Nevertheless, not content with its profitability levels, the company’s management undertook a restructuring program in Italy, France and Ireland. The company has also decided to exit low margin business in India leading to better average bill rates.
While revenues dropped slightly last year, improvements in operations led to better gross and operating margins. As profitability is set to improve in light of these factors, it would not be difficult for the stock to break into a new territory.
Upside down transformations pay
Connecticut based Pitney Bowes Inc. (NYSE:PBI) is a company that invokes imagery of postage meters and mail machines in most investors’ minds – not a very pleasing sign.
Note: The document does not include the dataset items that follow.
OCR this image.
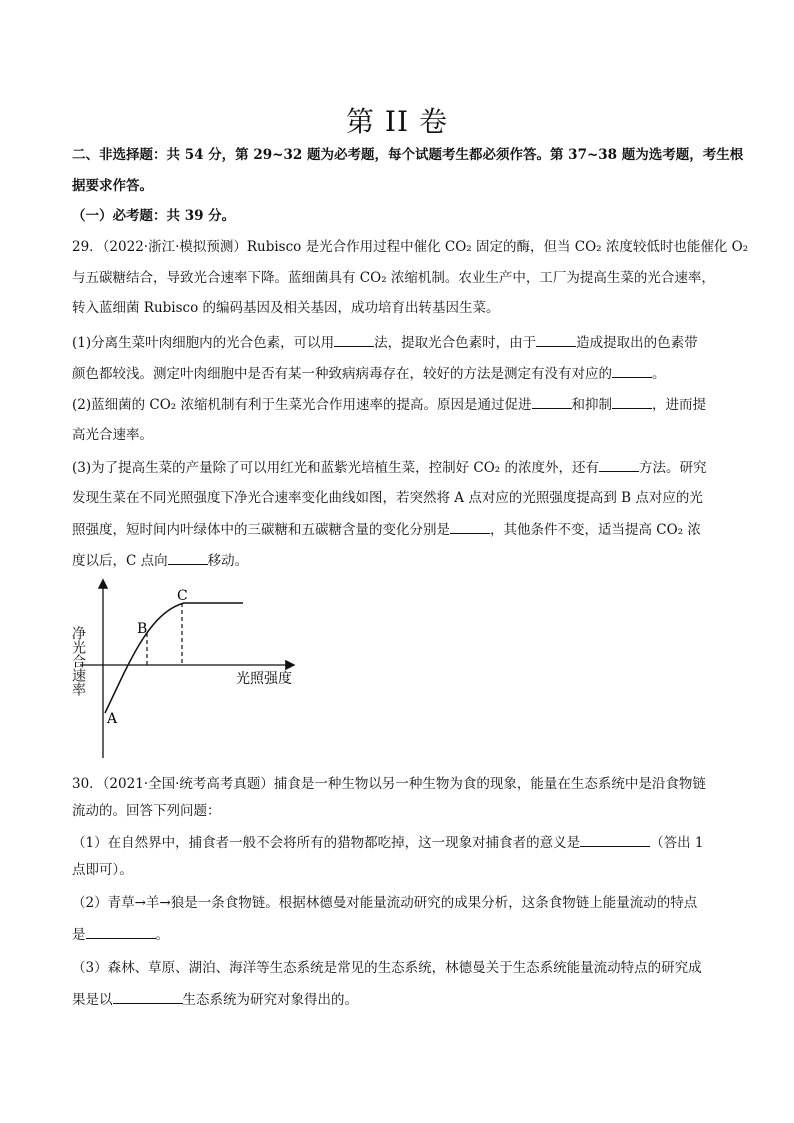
第 II 卷
二、非选择题：共 54 分，第 29~32 题为必考题，每个试题考生都必须作答。第 37~38 题为选考题，考生根
据要求作答。
（一）必考题：共 39 分。
29．（2022·浙江·模拟预测）Rubisco 是光合作用过程中催化 CO₂ 固定的酶，但当 CO₂ 浓度较低时也能催化 O₂
与五碳糖结合，导致光合速率下降。蓝细菌具有 CO₂ 浓缩机制。农业生产中，工厂为提高生菜的光合速率，
转入蓝细菌 Rubisco 的编码基因及相关基因，成功培育出转基因生菜。
(1)分离生菜叶肉细胞内的光合色素，可以用	法，提取光合色素时，由于	造成提取出的色素带
颜色都较浅。测定叶肉细胞中是否有某一种致病病毒存在，较好的方法是测定有没有对应的	。
(2)蓝细菌的 CO₂ 浓缩机制有利于生菜光合作用速率的提高。原因是通过促进	和抑制	，进而提
高光合速率。
(3)为了提高生菜的产量除了可以用红光和蓝紫光培植生菜，控制好 CO₂ 的浓度外，还有	方法。研究
发现生菜在不同光照强度下净光合速率变化曲线如图，若突然将 A 点对应的光照强度提高到 B 点对应的光
照强度，短时间内叶绿体中的三碳糖和五碳糖含量的变化分别是	，其他条件不变，适当提高 CO₂ 浓
度以后，C 点向	移动。
A
B
C
光照强度
净光合速率
30．（2021·全国·统考高考真题）捕食是一种生物以另一种生物为食的现象，能量在生态系统中是沿食物链
流动的。回答下列问题：
（1）在自然界中，捕食者一般不会将所有的猎物都吃掉，这一现象对捕食者的意义是	（答出 1
点即可）。
（2）青草→羊→狼是一条食物链。根据林德曼对能量流动研究的成果分析，这条食物链上能量流动的特点
是	。
（3）森林、草原、湖泊、海洋等生态系统是常见的生态系统，林德曼关于生态系统能量流动特点的研究成
果是以	生态系统为研究对象得出的。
However, the company is currently undergoing a transformation (and is pretty much through it) – a story that the markets appear to have not noticed.
For the full year, its revenues dropped 7.5 percent to $4.9 billion but there was something worth noticing. The contribution of a new set of software and services has been increasing and contributed more than 50 percent to the total revenue last year.
Margins are much better in these operations as compared to the old business of meters and machines which is why we have seen just a slight drop in overall profitability of the company. The stock offers a staggering 10 percent dividend yield although continuation of this remains clouded due to declining revenue and margins. It’s worth noting that the company bought back about $87 million worth of shares and repaid $50 million in debt during the past year.
Overall, some investment themes are finding favor with the market (which explains the rise of Kelly) while some businesses like postage meters are discounted on face value. As and when the transformation story is shared with the larger set, investors taking an early dip would be rewarded.